SEC Staff Releases FAQs About JOBS Act Research Provisions
On August 22, 2012, the staff of the Securities and Exchange Commission (SEC) released answers to frequently asked questions (FAQs) about certain research provisions of Title I of the Jumpstart Our Business Startups Act (JOBS Act), including provisions regarding analyst communications, testing the waters and post-offering communications. Some of the notable FAQs are described below.
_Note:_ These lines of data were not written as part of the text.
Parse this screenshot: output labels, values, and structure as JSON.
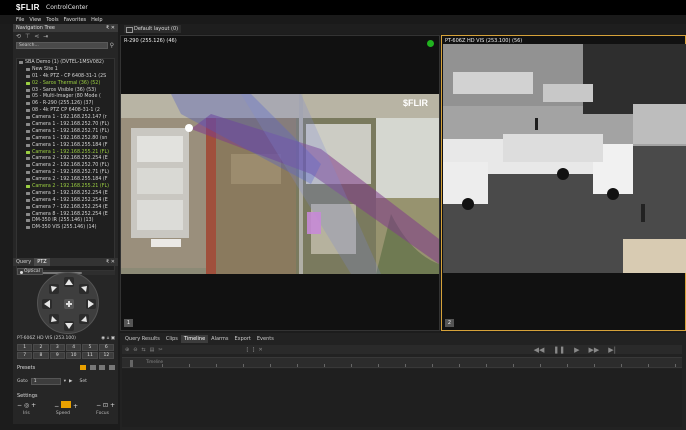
{
  "app": {
    "logo": "$FLIR",
    "name": "ControlCenter"
  },
  "menu": [
    "File",
    "View",
    "Tools",
    "Favorites",
    "Help"
  ],
  "nav_tree": {
    "title": "Navigation Tree",
    "controls": "₹ ✕",
    "search_placeholder": "Search...",
    "items": [
      {
        "label": "SBA Demo (1) (DVTEL-1MSV082)",
        "level": 0,
        "color": "normal"
      },
      {
        "label": "New Site 1",
        "level": 1,
        "color": "normal"
      },
      {
        "label": "01 - 4k PTZ - CP 6408-31-1 (2S",
        "level": 1,
        "color": "normal"
      },
      {
        "label": "02 - Saros Thermal (36) (52)",
        "level": 1,
        "color": "green"
      },
      {
        "label": "03 - Saros Visible (36) (53)",
        "level": 1,
        "color": "normal"
      },
      {
        "label": "05 - Multi-Imager (80 Mode (",
        "level": 1,
        "color": "normal"
      },
      {
        "label": "06 - R-290 (255.126) (37)",
        "level": 1,
        "color": "normal"
      },
      {
        "label": "08 - 4k PTZ CP 6408-31-1 (2",
        "level": 1,
        "color": "normal"
      },
      {
        "label": "Camera 1 - 192.168.252.147 (r",
        "level": 1,
        "color": "normal"
      },
      {
        "label": "Camera 1 - 192.168.252.70 (FL)",
        "level": 1,
        "color": "normal"
      },
      {
        "label": "Camera 1 - 192.168.252.71 (FL)",
        "level": 1,
        "color": "normal"
      },
      {
        "label": "Camera 1 - 192.168.252.80 (sn",
        "level": 1,
        "color": "normal"
      },
      {
        "label": "Camera 1 - 192.168.255.184 (F",
        "level": 1,
        "color": "normal"
      },
      {
        "label": "Camera 1 - 192.168.255.21 (FL)",
        "level": 1,
        "color": "green"
      },
      {
        "label": "Camera 2 - 192.168.252.254 (E",
        "level": 1,
        "color": "normal"
      },
      {
        "label": "Camera 2 - 192.168.252.70 (FL)",
        "level": 1,
        "color": "normal"
      },
      {
        "label": "Camera 2 - 192.168.252.71 (FL)",
        "level": 1,
        "color": "normal"
      },
      {
        "label": "Camera 2 - 192.168.255.184 (F",
        "level": 1,
        "color": "normal"
      },
      {
        "label": "Camera 2 - 192.168.255.21 (FL)",
        "level": 1,
        "color": "green"
      },
      {
        "label": "Camera 3 - 192.168.252.254 (E",
        "level": 1,
        "color": "normal"
      },
      {
        "label": "Camera 4 - 192.168.252.254 (E",
        "level": 1,
        "color": "normal"
      },
      {
        "label": "Camera 7 - 192.168.252.254 (E",
        "level": 1,
        "color": "normal"
      },
      {
        "label": "Camera 8 - 192.168.252.254 (E",
        "level": 1,
        "color": "normal"
      },
      {
        "label": "DM-350 IR (255.146) (13)",
        "level": 1,
        "color": "normal"
      },
      {
        "label": "DM-350 VIS (255.146) (14)",
        "level": 1,
        "color": "normal"
      }
    ]
  },
  "ptz": {
    "tabs": [
      "Query",
      "PTZ"
    ],
    "controls": "₹ ✕",
    "optical_label": "Optical",
    "camera_name": "PT-606Z HD VIS (253.100)",
    "keypad": [
      "1",
      "2",
      "3",
      "4",
      "5",
      "6",
      "7",
      "8",
      "9",
      "10",
      "11",
      "12"
    ],
    "presets_label": "Presets",
    "goto_label": "Goto",
    "goto_value": "1",
    "set_label": "Set",
    "settings_label": "Settings",
    "settings_labels": [
      "Iris",
      "Speed",
      "Focus"
    ]
  },
  "layout_tab": "Default layout (0)",
  "video": [
    {
      "title": "R-290 (255.126) (46)",
      "number": "1",
      "status_color": "#21b21f",
      "logo": "$FLIR"
    },
    {
      "title": "PT-606Z HD VIS (253.100) (56)",
      "number": "2"
    }
  ],
  "bottom": {
    "tabs": [
      "Query Results",
      "Clips",
      "Timeline",
      "Alarms",
      "Export",
      "Events"
    ],
    "active_tab": "Timeline",
    "ruler_label": "Timeline"
  }
}
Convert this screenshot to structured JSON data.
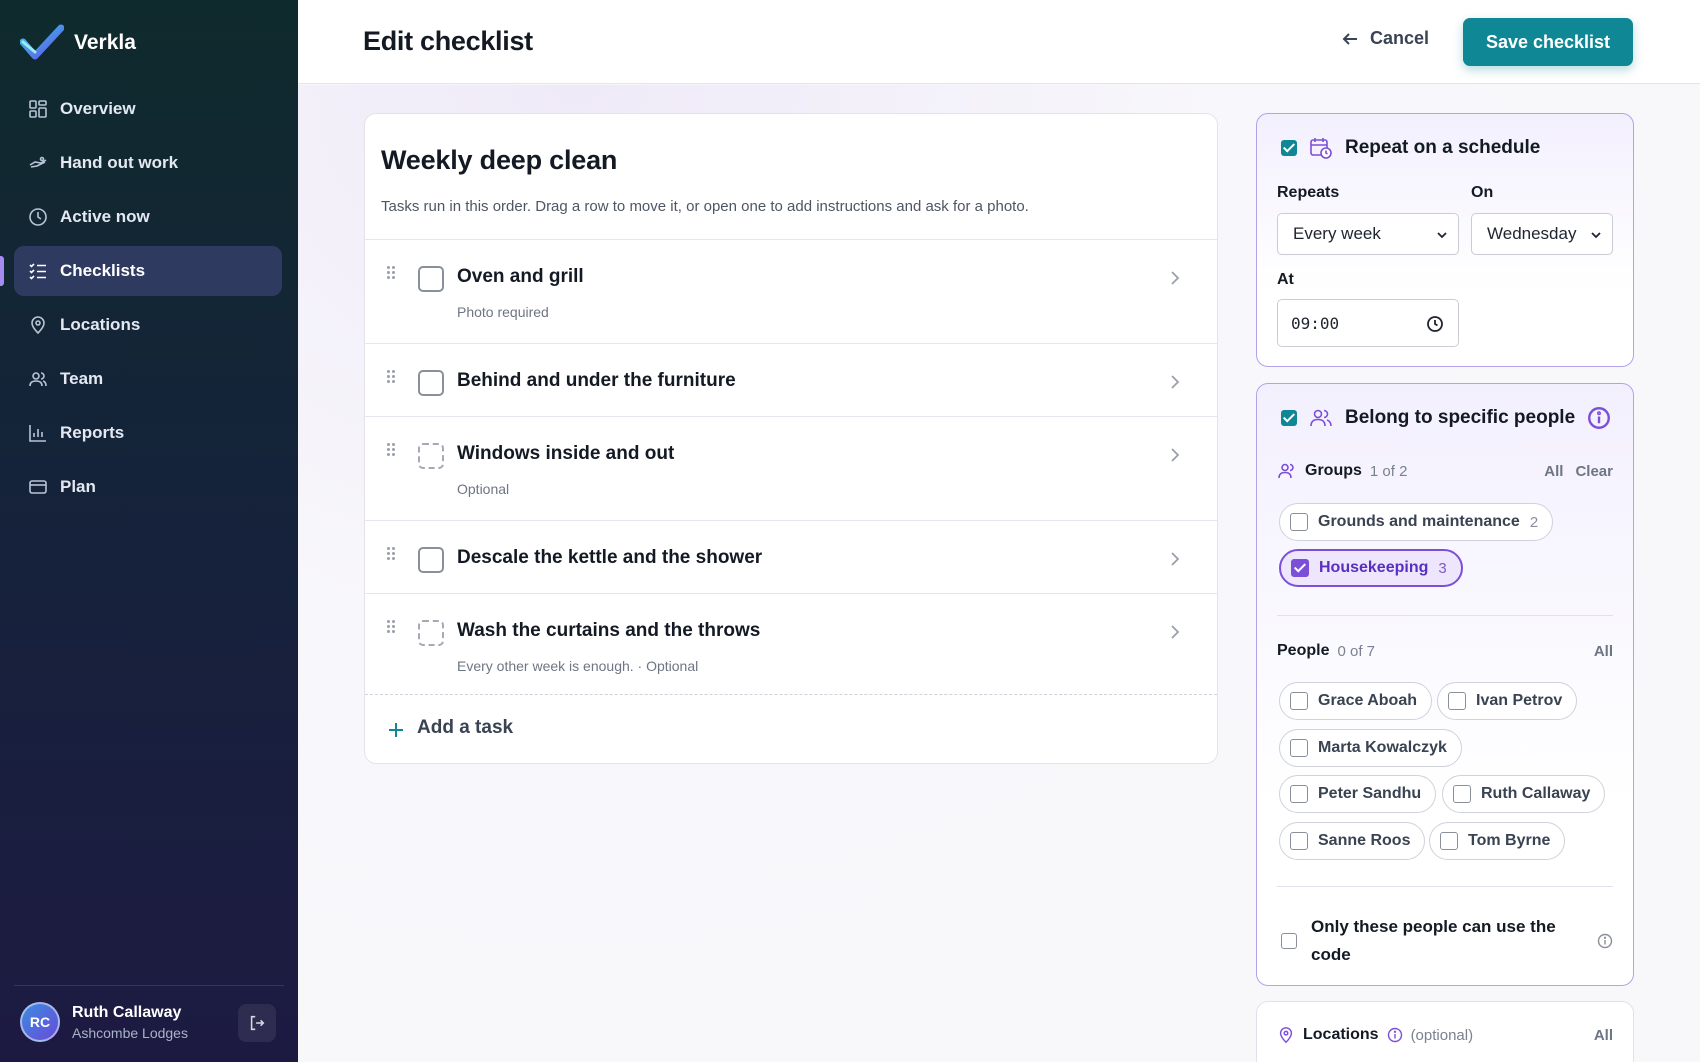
{
  "app": {
    "name": "Verkla"
  },
  "sidebar": {
    "items": [
      {
        "label": "Overview",
        "icon": "grid-icon"
      },
      {
        "label": "Hand out work",
        "icon": "handout-icon"
      },
      {
        "label": "Active now",
        "icon": "clock-icon"
      },
      {
        "label": "Checklists",
        "icon": "checklist-icon",
        "active": true
      },
      {
        "label": "Locations",
        "icon": "location-pin-icon"
      },
      {
        "label": "Team",
        "icon": "team-icon"
      },
      {
        "label": "Reports",
        "icon": "bar-chart-icon"
      },
      {
        "label": "Plan",
        "icon": "card-icon"
      }
    ],
    "user": {
      "initials": "RC",
      "name": "Ruth Callaway",
      "org": "Ashcombe Lodges"
    }
  },
  "header": {
    "title": "Edit checklist",
    "cancel_label": "Cancel",
    "save_label": "Save checklist"
  },
  "checklist": {
    "title": "Weekly deep clean",
    "subtitle": "Tasks run in this order. Drag a row to move it, or open one to add instructions and ask for a photo.",
    "tasks": [
      {
        "title": "Oven and grill",
        "note": "Photo required",
        "optional": false
      },
      {
        "title": "Behind and under the furniture",
        "note": "",
        "optional": false
      },
      {
        "title": "Windows inside and out",
        "note": "Optional",
        "optional": true
      },
      {
        "title": "Descale the kettle and the shower",
        "note": "",
        "optional": false
      },
      {
        "title": "Wash the curtains and the throws",
        "note": "Every other week is enough. · Optional",
        "optional": true
      }
    ],
    "add_task_label": "Add a task"
  },
  "schedule": {
    "enabled": true,
    "title": "Repeat on a schedule",
    "repeats_label": "Repeats",
    "repeats_value": "Every week",
    "on_label": "On",
    "on_value": "Wednesday",
    "at_label": "At",
    "at_value": "09:00"
  },
  "people_panel": {
    "enabled": true,
    "title": "Belong to specific people",
    "groups": {
      "title": "Groups",
      "count": "1 of 2",
      "all_label": "All",
      "clear_label": "Clear",
      "items": [
        {
          "label": "Grounds and maintenance",
          "count": "2",
          "selected": false
        },
        {
          "label": "Housekeeping",
          "count": "3",
          "selected": true
        }
      ]
    },
    "people": {
      "title": "People",
      "count": "0 of 7",
      "all_label": "All",
      "items": [
        {
          "label": "Grace Aboah",
          "selected": false
        },
        {
          "label": "Ivan Petrov",
          "selected": false
        },
        {
          "label": "Marta Kowalczyk",
          "selected": false
        },
        {
          "label": "Peter Sandhu",
          "selected": false
        },
        {
          "label": "Ruth Callaway",
          "selected": false
        },
        {
          "label": "Sanne Roos",
          "selected": false
        },
        {
          "label": "Tom Byrne",
          "selected": false
        }
      ]
    },
    "restrict": {
      "label_line1": "Only these people can use the",
      "label_line2": "code",
      "checked": false
    }
  },
  "locations": {
    "title": "Locations",
    "optional_label": "(optional)",
    "all_label": "All"
  },
  "colors": {
    "accent": "#0f8794",
    "purple": "#7c4fd8",
    "sidebar_active": "#2f3a61"
  }
}
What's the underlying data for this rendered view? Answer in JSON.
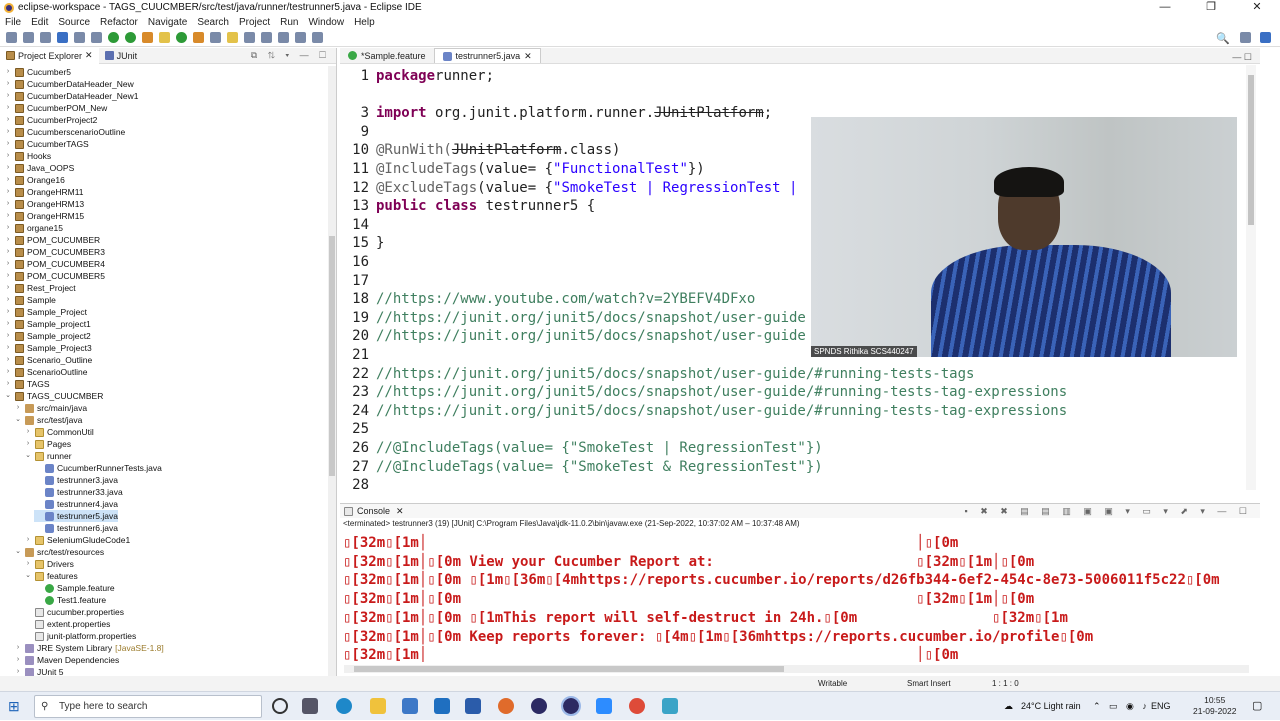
{
  "window": {
    "title": "eclipse-workspace - TAGS_CUUCMBER/src/test/java/runner/testrunner5.java - Eclipse IDE",
    "minimize": "—",
    "maximize": "❐",
    "close": "✕"
  },
  "menu": [
    "File",
    "Edit",
    "Source",
    "Refactor",
    "Navigate",
    "Search",
    "Project",
    "Run",
    "Window",
    "Help"
  ],
  "left_tabs": [
    "Project Explorer",
    "JUnit"
  ],
  "tree": [
    {
      "label": "Cucumber5",
      "depth": 0,
      "icon": "project-icon"
    },
    {
      "label": "CucumberDataHeader_New",
      "depth": 0,
      "icon": "project-icon"
    },
    {
      "label": "CucumberDataHeader_New1",
      "depth": 0,
      "icon": "project-icon"
    },
    {
      "label": "CucumberPOM_New",
      "depth": 0,
      "icon": "project-icon"
    },
    {
      "label": "CucumberProject2",
      "depth": 0,
      "icon": "project-icon"
    },
    {
      "label": "CucumberscenarioOutline",
      "depth": 0,
      "icon": "project-icon"
    },
    {
      "label": "CucumberTAGS",
      "depth": 0,
      "icon": "project-icon"
    },
    {
      "label": "Hooks",
      "depth": 0,
      "icon": "project-icon"
    },
    {
      "label": "Java_OOPS",
      "depth": 0,
      "icon": "project-icon"
    },
    {
      "label": "Orange16",
      "depth": 0,
      "icon": "project-icon"
    },
    {
      "label": "OrangeHRM11",
      "depth": 0,
      "icon": "project-icon"
    },
    {
      "label": "OrangeHRM13",
      "depth": 0,
      "icon": "project-icon"
    },
    {
      "label": "OrangeHRM15",
      "depth": 0,
      "icon": "project-icon"
    },
    {
      "label": "organe15",
      "depth": 0,
      "icon": "project-icon"
    },
    {
      "label": "POM_CUCUMBER",
      "depth": 0,
      "icon": "project-icon"
    },
    {
      "label": "POM_CUCUMBER3",
      "depth": 0,
      "icon": "project-icon"
    },
    {
      "label": "POM_CUCUMBER4",
      "depth": 0,
      "icon": "project-icon"
    },
    {
      "label": "POM_CUCUMBER5",
      "depth": 0,
      "icon": "project-icon"
    },
    {
      "label": "Rest_Project",
      "depth": 0,
      "icon": "project-icon"
    },
    {
      "label": "Sample",
      "depth": 0,
      "icon": "project-icon"
    },
    {
      "label": "Sample_Project",
      "depth": 0,
      "icon": "project-icon"
    },
    {
      "label": "Sample_project1",
      "depth": 0,
      "icon": "project-icon"
    },
    {
      "label": "Sample_project2",
      "depth": 0,
      "icon": "project-icon"
    },
    {
      "label": "Sample_Project3",
      "depth": 0,
      "icon": "project-icon"
    },
    {
      "label": "Scenario_Outline",
      "depth": 0,
      "icon": "project-icon"
    },
    {
      "label": "ScenarioOutline",
      "depth": 0,
      "icon": "project-icon"
    },
    {
      "label": "TAGS",
      "depth": 0,
      "icon": "project-icon"
    },
    {
      "label": "TAGS_CUUCMBER",
      "depth": 0,
      "icon": "project-icon",
      "open": true
    },
    {
      "label": "src/main/java",
      "depth": 1,
      "icon": "package-icon"
    },
    {
      "label": "src/test/java",
      "depth": 1,
      "icon": "package-icon",
      "open": true
    },
    {
      "label": "CommonUtil",
      "depth": 2,
      "icon": "folder-icon"
    },
    {
      "label": "Pages",
      "depth": 2,
      "icon": "folder-icon"
    },
    {
      "label": "runner",
      "depth": 2,
      "icon": "folder-icon",
      "open": true
    },
    {
      "label": "CucumberRunnerTests.java",
      "depth": 3,
      "icon": "java-icon"
    },
    {
      "label": "testrunner3.java",
      "depth": 3,
      "icon": "java-icon"
    },
    {
      "label": "testrunner33.java",
      "depth": 3,
      "icon": "java-icon"
    },
    {
      "label": "testrunner4.java",
      "depth": 3,
      "icon": "java-icon"
    },
    {
      "label": "testrunner5.java",
      "depth": 3,
      "icon": "java-icon",
      "selected": true
    },
    {
      "label": "testrunner6.java",
      "depth": 3,
      "icon": "java-icon"
    },
    {
      "label": "SeleniumGludeCode1",
      "depth": 2,
      "icon": "folder-icon"
    },
    {
      "label": "src/test/resources",
      "depth": 1,
      "icon": "package-icon",
      "open": true
    },
    {
      "label": "Drivers",
      "depth": 2,
      "icon": "folder-icon"
    },
    {
      "label": "features",
      "depth": 2,
      "icon": "folder-icon",
      "open": true
    },
    {
      "label": "Sample.feature",
      "depth": 3,
      "icon": "feature-icon"
    },
    {
      "label": "Test1.feature",
      "depth": 3,
      "icon": "feature-icon"
    },
    {
      "label": "cucumber.properties",
      "depth": 2,
      "icon": "file-icon"
    },
    {
      "label": "extent.properties",
      "depth": 2,
      "icon": "file-icon"
    },
    {
      "label": "junit-platform.properties",
      "depth": 2,
      "icon": "file-icon"
    },
    {
      "label": "JRE System Library",
      "suffix": "[JavaSE-1.8]",
      "depth": 1,
      "icon": "library-icon"
    },
    {
      "label": "Maven Dependencies",
      "depth": 1,
      "icon": "library-icon"
    },
    {
      "label": "JUnit 5",
      "depth": 1,
      "icon": "library-icon"
    }
  ],
  "editor_tabs": [
    {
      "label": "*Sample.feature",
      "active": false
    },
    {
      "label": "testrunner5.java",
      "active": true
    }
  ],
  "code_lines": [
    {
      "n": "1",
      "parts": [
        [
          "kw",
          "package"
        ],
        [
          "",
          "runner;"
        ]
      ]
    },
    {
      "n": "",
      "parts": []
    },
    {
      "n": "3",
      "parts": [
        [
          "kw",
          "import"
        ],
        [
          "",
          " org.junit.platform.runner."
        ],
        [
          "strike",
          "JUnitPlatform"
        ],
        [
          "",
          ";"
        ]
      ]
    },
    {
      "n": "9",
      "parts": []
    },
    {
      "n": "10",
      "parts": [
        [
          "an",
          "@RunWith("
        ],
        [
          "strike",
          "JUnitPlatform"
        ],
        [
          "",
          ".class)"
        ]
      ]
    },
    {
      "n": "11",
      "parts": [
        [
          "an",
          "@IncludeTags"
        ],
        [
          "",
          "(value= {"
        ],
        [
          "str",
          "\"FunctionalTest\""
        ],
        [
          "",
          "})"
        ]
      ]
    },
    {
      "n": "12",
      "parts": [
        [
          "an",
          "@ExcludeTags"
        ],
        [
          "",
          "(value= {"
        ],
        [
          "str",
          "\"SmokeTest | RegressionTest |"
        ]
      ]
    },
    {
      "n": "13",
      "parts": [
        [
          "kw",
          "public class"
        ],
        [
          "",
          " testrunner5 {"
        ]
      ]
    },
    {
      "n": "14",
      "parts": []
    },
    {
      "n": "15",
      "parts": [
        [
          "",
          "}"
        ]
      ]
    },
    {
      "n": "16",
      "parts": []
    },
    {
      "n": "17",
      "parts": []
    },
    {
      "n": "18",
      "parts": [
        [
          "cm",
          "//https://www.youtube.com/watch?v=2YBEFV4DFxo"
        ]
      ]
    },
    {
      "n": "19",
      "parts": [
        [
          "cm",
          "//https://junit.org/junit5/docs/snapshot/user-guide"
        ]
      ]
    },
    {
      "n": "20",
      "parts": [
        [
          "cm",
          "//https://junit.org/junit5/docs/snapshot/user-guide"
        ]
      ]
    },
    {
      "n": "21",
      "parts": []
    },
    {
      "n": "22",
      "parts": [
        [
          "cm",
          "//https://junit.org/junit5/docs/snapshot/user-guide/#running-tests-tags"
        ]
      ]
    },
    {
      "n": "23",
      "parts": [
        [
          "cm",
          "//https://junit.org/junit5/docs/snapshot/user-guide/#running-tests-tag-expressions"
        ]
      ]
    },
    {
      "n": "24",
      "parts": [
        [
          "cm",
          "//https://junit.org/junit5/docs/snapshot/user-guide/#running-tests-tag-expressions"
        ]
      ]
    },
    {
      "n": "25",
      "parts": []
    },
    {
      "n": "26",
      "parts": [
        [
          "cm",
          "//@IncludeTags(value= {\"SmokeTest | RegressionTest\"})"
        ]
      ]
    },
    {
      "n": "27",
      "parts": [
        [
          "cm",
          "//@IncludeTags(value= {\"SmokeTest & RegressionTest\"})"
        ]
      ]
    },
    {
      "n": "28",
      "parts": []
    }
  ],
  "video": {
    "caption": "SPNDS Rithika SCS440247"
  },
  "console": {
    "tab": "Console",
    "info": "<terminated> testrunner3 (19) [JUnit] C:\\Program Files\\Java\\jdk-11.0.2\\bin\\javaw.exe  (21-Sep-2022, 10:37:02 AM – 10:37:48 AM)",
    "lines": [
      "▯[32m▯[1m│                                                          │▯[0m",
      "▯[32m▯[1m│▯[0m View your Cucumber Report at:                        ▯[32m▯[1m│▯[0m",
      "▯[32m▯[1m│▯[0m ▯[1m▯[36m▯[4mhttps://reports.cucumber.io/reports/d26fb344-6ef2-454c-8e73-5006011f5c22▯[0m",
      "▯[32m▯[1m│▯[0m                                                      ▯[32m▯[1m│▯[0m",
      "▯[32m▯[1m│▯[0m ▯[1mThis report will self-destruct in 24h.▯[0m                ▯[32m▯[1m",
      "▯[32m▯[1m│▯[0m Keep reports forever: ▯[4m▯[1m▯[36mhttps://reports.cucumber.io/profile▯[0m",
      "▯[32m▯[1m│                                                          │▯[0m"
    ]
  },
  "status": {
    "writable": "Writable",
    "insert": "Smart Insert",
    "position": "1 : 1 : 0"
  },
  "taskbar": {
    "search_placeholder": "Type here to search",
    "weather": "24°C  Light rain",
    "lang": "ENG",
    "time": "10:55",
    "date": "21-09-2022"
  },
  "colors": {
    "keyword": "#7f0055",
    "string": "#2a00ff",
    "comment": "#3f7f5f",
    "console_red": "#c81a1a"
  }
}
1. Testing the Waters and Rule 15c-8(e)
Question 1 of the FAQs addresses whether the ability of an emerging growth company to "test the waters" under Section 105(c) of the JOBS Act conflicts with Rule 15c2-8(e) under the Securities Exchange Act of 1934 ("Exchange Act"). Section 105(c) of the JOBS Act amends Section 5 of the Securities Act of 1933 ("Securities Act") to permit an emerging growth company or its personnel to engage in communications with potential investors that are qualified institutional buyers or institutions that are accredited investors either prior to or following the date of filing of a registration statement. The JOBS Act did not, however, amend Rule 15c2-8, which states that it is a deceptive act or practice for a broker or dealer to participate in the distribution of securities with respect to which a registration statement has been filed under the Securities Act unless, among other things, the broker or dealer takes reasonable steps to make available a copy of the preliminary prospectus relating to the securities to each of that broker's or dealer's associated persons who are expected, prior to the effective date of the registration statement, to solicit customers' orders for the securities. Because a prospectus would likely not be available at the time that an underwriter "tests the waters" pursuant to the JOBS Act, it was unclear whether these activities might be interpreted as "solicitations" under Rule 15c2-8(e).
The FAQs state that "testing the waters," as contemplated by the JOBs Act, can take place in a manner that is consistent with Rule 15c2-8. The staff explained that an underwriter may seek non-binding indications of interest from its customers in relation to a potential offering to assist the underwriter in determining the appropriate price, volume and market demand. The staff noted that requesting this non-binding indication of interest would likely not constitute "soliciting" a customer order for the purposes of Rule 15c2-8(e). Furthermore, the staff also noted that Rule 15c2-8 is only applicable where a registration statement has been filed with the SEC under the Securities Act. The staff explained that a confidential submission of a draft registration statement will not be considered the filing of a registration statement that invokes Rule 15c2-8.
2. No Effect on the Global Settlement
The response to Question 2 of the FAQs clarifies that the JOBS Act does not amend or modify the settlement that was entered into in 2003 and 2004 among the SEC, self-regulatory organizations (SROs) and 12 large broker-dealers regarding conflicts of interest between the firms' research and investment banking functions. Accordingly, those firms remain subject to the settlement. The staff noted that the settlement can be modified by the SEC, if the SEC adopts a rule "with the stated intent to supersede" a provision of the settlement.
3. Arranging Communications Between Analysts and Potential Investors
Question 3 of the FAQs addresses the uncertainty of whether an associated person of a broker-dealer, including investment banking personnel, may arrange communications between analysts and investors in light of the rules of the SEC and SROs. The staff explained that neither the SEC nor any of the SROs has a rule that directly prohibits this activity. Nevertheless, the staff commented that it believes that arranging communications between analysts and investors, without more, would not violate NASD Rule 2711(c)(6) or NYSE Rule 472(b)(6)(ii). The staff explained that appropriate activity would include an investment banker forwarding a list of clients to the analyst that the analyst could contact at his or her own discretion and with appropriate controls. The staff noted that investment bankers can also arrange, but not participate in, calls between analysts and clients.